Et puis qu’est ce que la Grecque a accompli depuis ? Elle aida à Wolverine à retrouver son humanité, elle a retrouvé Matt Murdock au cours de la tristement célèbre saga Fall From Grace de DG Chichester, a eu sa série médiocre écrite par Peter Milligan et elle apparaît sporadiquement dans des sagas Marvel encore plus médiocres. Honnêtement à qui ce personnage manquerait ?
Pourtant la belle brune n’a pas toujours été marquée au fer rouge de la loose…Dernier projet pour Marvel d’un Miller en pleine turbulence éditoriale, voici finalement un personnage qui n’aura vécu sa vie que sous la plume de son papa. Et le titre est déjà trompeur : il s’agit d’avantage d’un récit sur la dépression de Matt Murdock que celui de la héroïne qui n’apparaît que très peu et ne dit pas un mot.
Sur la forme, c’est absolument sublime. Quel maître ce FM ! Une gestion des cadrages, des mouvements à couper le souffle. Chaque page est différente de la précédente, bouillonne d’énergie, il donne un véritable cours magistral de bande dessinée susceptible de passionner même les non amateurs de comics. Des décors travaillés, des créations d’image saintes et une séquence hallucinante de virtuosité de descentes d’escaliers.
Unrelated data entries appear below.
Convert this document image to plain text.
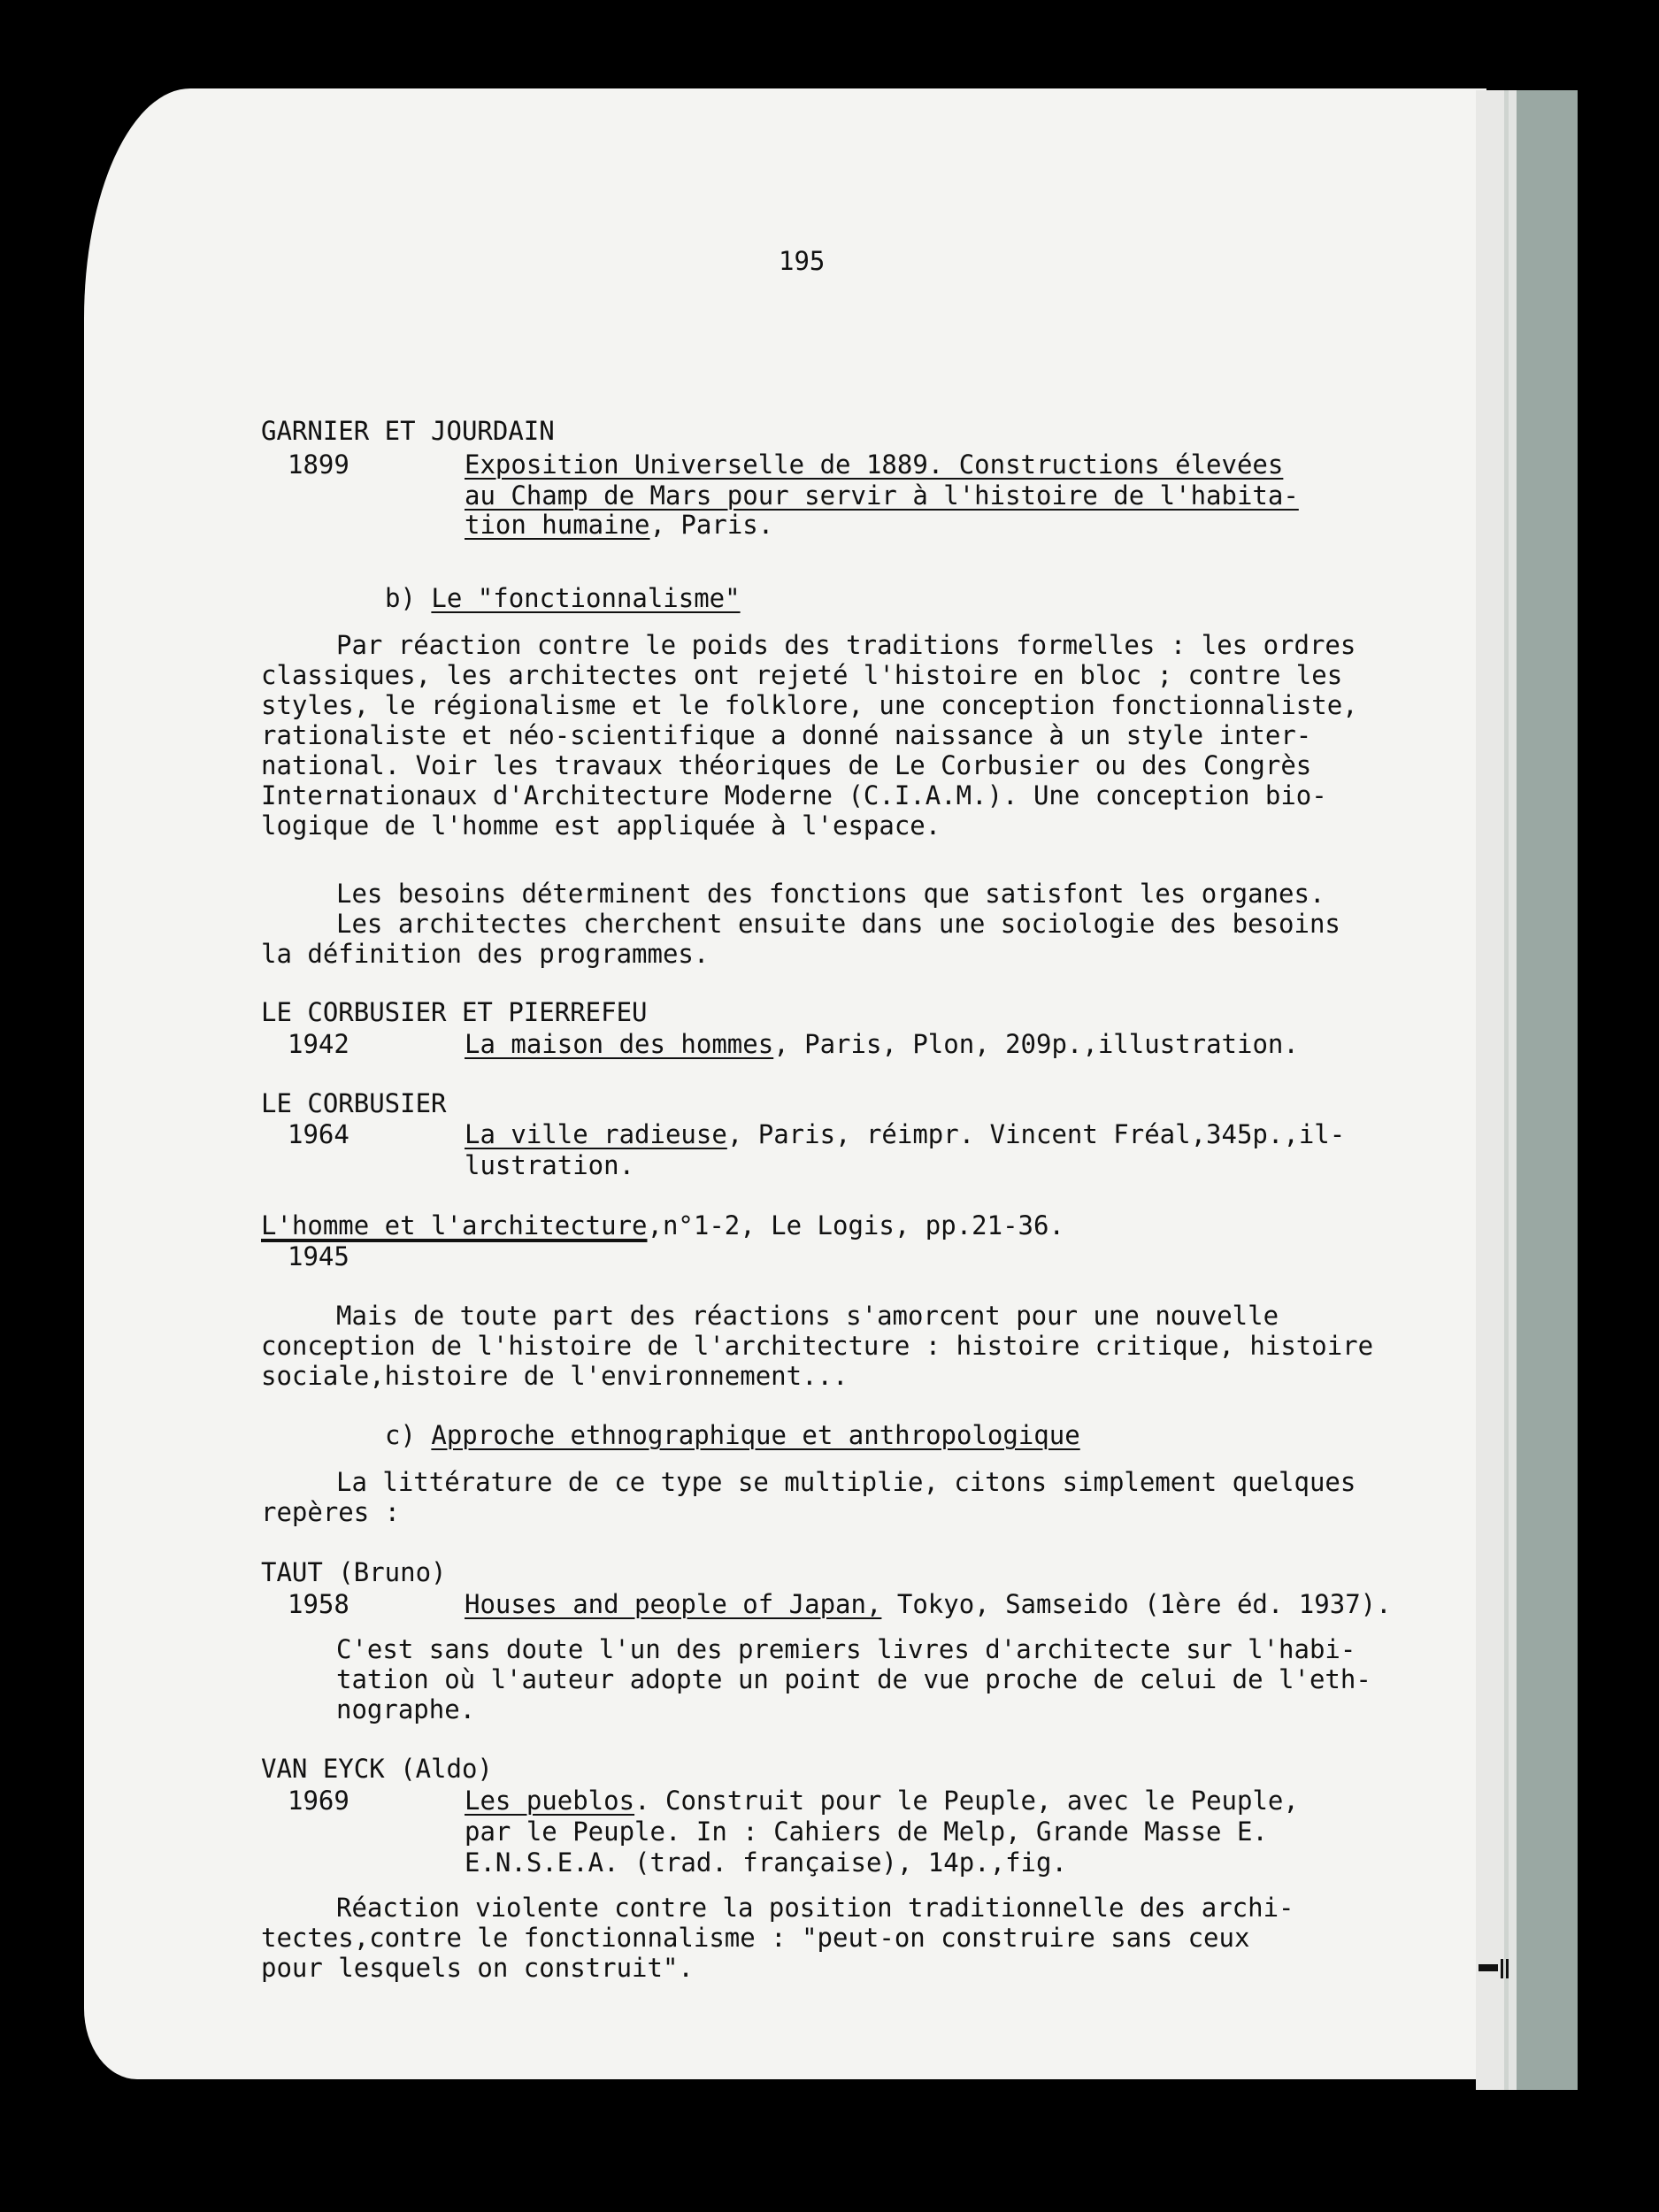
195
GARNIER ET JOURDAIN
1899	Exposition Universelle de 1889. Constructions élevées
au Champ de Mars pour servir à l'histoire de l'habita-
tion humaine, Paris.
b) Le "fonctionnalisme"
Par réaction contre le poids des traditions formelles : les ordres
classiques, les architectes ont rejeté l'histoire en bloc ; contre les
styles, le régionalisme et le folklore, une conception fonctionnaliste,
rationaliste et néo-scientifique a donné naissance à un style inter-
national. Voir les travaux théoriques de Le Corbusier ou des Congrès
Internationaux d'Architecture Moderne (C.I.A.M.). Une conception bio-
logique de l'homme est appliquée à l'espace.
Les besoins déterminent des fonctions que satisfont les organes.
Les architectes cherchent ensuite dans une sociologie des besoins
la définition des programmes.
LE CORBUSIER ET PIERREFEU
1942	La maison des hommes, Paris, Plon, 209p.,illustration.
LE CORBUSIER
1964	La ville radieuse, Paris, réimpr. Vincent Fréal,345p.,il-
lustration.
L'homme et l'architecture,n°1-2, Le Logis, pp.21-36.
1945
Mais de toute part des réactions s'amorcent pour une nouvelle
conception de l'histoire de l'architecture : histoire critique, histoire
sociale,histoire de l'environnement...
c) Approche ethnographique et anthropologique
La littérature de ce type se multiplie, citons simplement quelques
repères :
TAUT (Bruno)
1958	Houses and people of Japan, Tokyo, Samseido (1ère éd. 1937).
C'est sans doute l'un des premiers livres d'architecte sur l'habi-
tation où l'auteur adopte un point de vue proche de celui de l'eth-
nographe.
VAN EYCK (Aldo)
1969	Les pueblos. Construit pour le Peuple, avec le Peuple,
par le Peuple. In : Cahiers de Melp, Grande Masse E.
E.N.S.E.A. (trad. française), 14p.,fig.
Réaction violente contre la position traditionnelle des archi-
tectes,contre le fonctionnalisme : "peut-on construire sans ceux
pour lesquels on construit".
Et bien sûr les couleurs de Lynn Varley. Côté scénario, c’est déjà moins brillant. Le début est pourtant prenant. Murdock est en proie à une névrose obsessionnelle impitoyable évoluant vers la psychose : il voit son amante partout, des ninjas itou et délaisse complètement son activité professionnelle. Ceux qui aiment son alter ego seront déçus car il n’enfile pas une seule fois son pyjama rouge.
Frank Miller oblige, on est dans le too much. Ses personnages ont une anatomie de Dieux grecs, Matt Murdock se ballade en slip sous la neige et force est de constater que la dernière partie du récit part en vrille. Car à trop vouloir s’affranchir du Diktat commercial de Marvel, Miller perd la voix de son personnage fétiche. Tout devient irrationnel et déconnecté de la réalité. Un Murdock qui se ballade à poil sur les toits au mépris de son identité secrète ? Une enquête confuse ? Des Ninjas analphabètes comme s’il en pleuvait. Et des stéréotypes machistes navrants où Elektra devient un fantasme sexuel habillée en nonne d’opérette .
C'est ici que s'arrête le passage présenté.